屋内の場合は、カーテンレールを利用したりフックを掛けることで吊るすよう設置します。
100円ショップなどで、すだれを取り付けるためのフックが販売されていることもあります。
「よしず」と「すだれ」の材料の違い
「よしず」と「すだれ」は、何で作られているのかという材料の違いもあります。
「よしず」の材料
伝統的な「よしず」の材料には、前述もした通り「ヨシ」が使用されます。
日本書紀では、日本ことを「豊葦原千五百秋瑞穂国(とよあしはらのちいほあきのみずほのくに)」という美称が用いられています。

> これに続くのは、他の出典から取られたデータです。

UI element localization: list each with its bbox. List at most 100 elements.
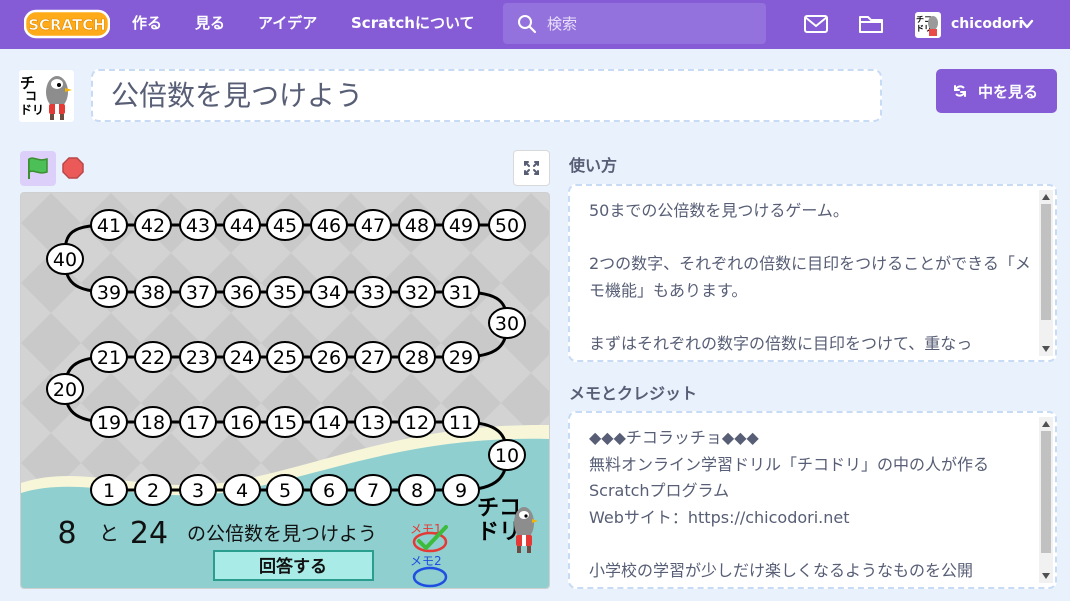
- number-circle-label: 30: [495, 313, 519, 335]
- number-circle[interactable]: 28: [398, 341, 436, 373]
- number-circle[interactable]: 16: [223, 406, 261, 438]
- number-circle[interactable]: 35: [266, 276, 304, 308]
- nav-link-explore[interactable]: 見る: [195, 0, 225, 49]
- number-circle-label: 5: [279, 480, 291, 502]
- number-circle-label: 49: [449, 215, 473, 237]
- instructions-scrollbar[interactable]: [1039, 190, 1053, 356]
- number-circle[interactable]: 24: [223, 341, 261, 373]
- number-circle[interactable]: 38: [134, 276, 172, 308]
- number-circle-label: 17: [186, 412, 210, 434]
- green-flag-button[interactable]: [20, 151, 56, 186]
- number-circle-label: 13: [361, 412, 385, 434]
- number-circle[interactable]: 6: [310, 474, 348, 506]
- logo-line1: チコ: [477, 496, 521, 521]
- search-input[interactable]: [547, 11, 757, 37]
- number-circle[interactable]: 37: [179, 276, 217, 308]
- number-circle[interactable]: 13: [354, 406, 392, 438]
- my-stuff-folder-icon[interactable]: [857, 11, 885, 37]
- nav-link-create[interactable]: 作る: [132, 0, 162, 49]
- number-circle[interactable]: 39: [90, 276, 128, 308]
- number-circle[interactable]: 40: [46, 243, 84, 275]
- number-circle[interactable]: 19: [90, 406, 128, 438]
- number-circle[interactable]: 43: [179, 209, 217, 241]
- number-circle[interactable]: 46: [310, 209, 348, 241]
- number-circle[interactable]: 5: [266, 474, 304, 506]
- stop-button[interactable]: [62, 157, 84, 179]
- number-circle[interactable]: 8: [398, 474, 436, 506]
- number-circle-label: 23: [186, 347, 210, 369]
- scratch-logo[interactable]: SCRATCH: [24, 8, 110, 40]
- number-circle[interactable]: 30: [488, 307, 526, 339]
- messages-icon[interactable]: [802, 11, 830, 37]
- number-circle-label: 31: [449, 282, 473, 304]
- nav-link-ideas[interactable]: アイデア: [258, 0, 317, 49]
- credits-scroll-thumb[interactable]: [1041, 431, 1051, 553]
- number-circle-label: 48: [405, 215, 429, 237]
- number-circle[interactable]: 25: [266, 341, 304, 373]
- project-author-avatar[interactable]: チ コ ドリ: [19, 70, 74, 122]
- number-circle[interactable]: 34: [310, 276, 348, 308]
- number-circle-label: 22: [141, 347, 165, 369]
- see-inside-button[interactable]: 中を見る: [936, 69, 1057, 113]
- number-circle[interactable]: 3: [179, 474, 217, 506]
- number-circle-label: 32: [405, 282, 429, 304]
- number-circle[interactable]: 11: [442, 406, 480, 438]
- number-circle[interactable]: 22: [134, 341, 172, 373]
- number-circle[interactable]: 1: [90, 474, 128, 506]
- number-circle[interactable]: 50: [488, 209, 526, 241]
- number-circle-label: 25: [273, 347, 297, 369]
- scroll-up-icon[interactable]: [1042, 421, 1050, 427]
- scroll-down-icon[interactable]: [1042, 346, 1050, 352]
- number-circle[interactable]: 20: [46, 373, 84, 405]
- project-title-field[interactable]: 公倍数を見つけよう: [91, 69, 882, 122]
- number-circle[interactable]: 14: [310, 406, 348, 438]
- number-circle[interactable]: 4: [223, 474, 261, 506]
- chevron-down-icon[interactable]: [1020, 17, 1034, 31]
- number-circle[interactable]: 45: [266, 209, 304, 241]
- number-circle[interactable]: 32: [398, 276, 436, 308]
- project-stage[interactable]: 1 2 3 4 5 6 7 8 9 10 11 12 13 14 15 16 17 18 19 20 21 22 23 24 2…: [20, 192, 550, 589]
- number-circle-label: 37: [186, 282, 210, 304]
- number-circle-label: 35: [273, 282, 297, 304]
- number-circle[interactable]: 15: [266, 406, 304, 438]
- number-circle[interactable]: 17: [179, 406, 217, 438]
- scroll-down-icon[interactable]: [1042, 573, 1050, 579]
- credits-box[interactable]: ◆◆◆チコラッチョ◆◆◆ 無料オンライン学習ドリル「チコドリ」の中の人が作るSc…: [568, 411, 1057, 589]
- credits-scrollbar[interactable]: [1039, 417, 1053, 583]
- number-circle-label: 41: [97, 215, 121, 237]
- number-circle[interactable]: 48: [398, 209, 436, 241]
- number-circle[interactable]: 26: [310, 341, 348, 373]
- number-circle[interactable]: 33: [354, 276, 392, 308]
- number-circle[interactable]: 42: [134, 209, 172, 241]
- instructions-scroll-thumb[interactable]: [1041, 204, 1051, 320]
- number-circle[interactable]: 7: [354, 474, 392, 506]
- number-circle-label: 21: [97, 347, 121, 369]
- number-circle-label: 45: [273, 215, 297, 237]
- number-circle[interactable]: 18: [134, 406, 172, 438]
- number-circle[interactable]: 10: [488, 439, 526, 471]
- number-circle[interactable]: 41: [90, 209, 128, 241]
- number-circle[interactable]: 27: [354, 341, 392, 373]
- number-circle-label: 4: [236, 480, 248, 502]
- number-circle[interactable]: 21: [90, 341, 128, 373]
- user-avatar[interactable]: チコ ドリ: [915, 12, 941, 38]
- number-circle-label: 20: [53, 379, 77, 401]
- scroll-up-icon[interactable]: [1042, 194, 1050, 200]
- number-circle[interactable]: 44: [223, 209, 261, 241]
- number-circle[interactable]: 12: [398, 406, 436, 438]
- number-circle[interactable]: 49: [442, 209, 480, 241]
- number-circle[interactable]: 36: [223, 276, 261, 308]
- nav-link-about[interactable]: Scratchについて: [351, 0, 475, 49]
- number-circle[interactable]: 29: [442, 341, 480, 373]
- number-a: 8: [57, 516, 76, 551]
- username[interactable]: chicodori: [951, 0, 1023, 48]
- instructions-box[interactable]: 50までの公倍数を見つけるゲーム。 2つの数字、それぞれの倍数に目印をつけること…: [568, 184, 1057, 362]
- number-circle-label: 16: [230, 412, 254, 434]
- fullscreen-button[interactable]: [513, 150, 550, 186]
- number-circle[interactable]: 9: [442, 474, 480, 506]
- see-inside-label: 中を見る: [978, 83, 1039, 101]
- number-circle[interactable]: 2: [134, 474, 172, 506]
- number-circle[interactable]: 47: [354, 209, 392, 241]
- number-circle[interactable]: 31: [442, 276, 480, 308]
- number-circle[interactable]: 23: [179, 341, 217, 373]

これは、葦が草原のように豊かに生い茂っており、いつまでも穀物が豊かに実る国という事になります。
日本書紀の時代から、日本ではアシが豊富にあったことがこの美称ひとつからも分かります。
このヨシは、数も多く取れる上に軽くてまっすぐ伸びる性質があります。
何本もつなげるようにして糸で組んでいくのに最適だったことが分かります。
なお、立てかけて使うという性質上、「よしず」はヨシをタテに並べて編むことが多いようです。
「すだれ」の材料
「すだれ」の材料は主に「竹」が使用されます。
竹は日本で古くから様々な材料として重宝されてきました。
まっすぐ伸びて生長していくことや加工のしやすさから、家具や日用品、農具に漁労具そして多くの工芸品や玩具にも使われてきました。
簾を作る際は、竹を細く削ったものを糸で編んでいきました。
なお、竹だけではなくヨシで編まれたものも「すだれ」と呼ばれる事があったようなので、材料は厳密は違いにはならないのかもしれません。
現在では、「すだれ」を樹脂などの人工素材で作られたものもあります。
まとめ
「よしず」も「すだれ」も、古くから日除けとして用いられてきた道具です。
竹やヨシを編んで作られますが、どちらもわずかに隙間があるのでそこから風は通ります。
それでいて陽射しは通さないのですから、涼を求める夏場などは「よしず」や「すだれ」が活躍したことが容易に想像がつきます。
違いとしては、設置の仕方や材料、そして歴史等があげられます。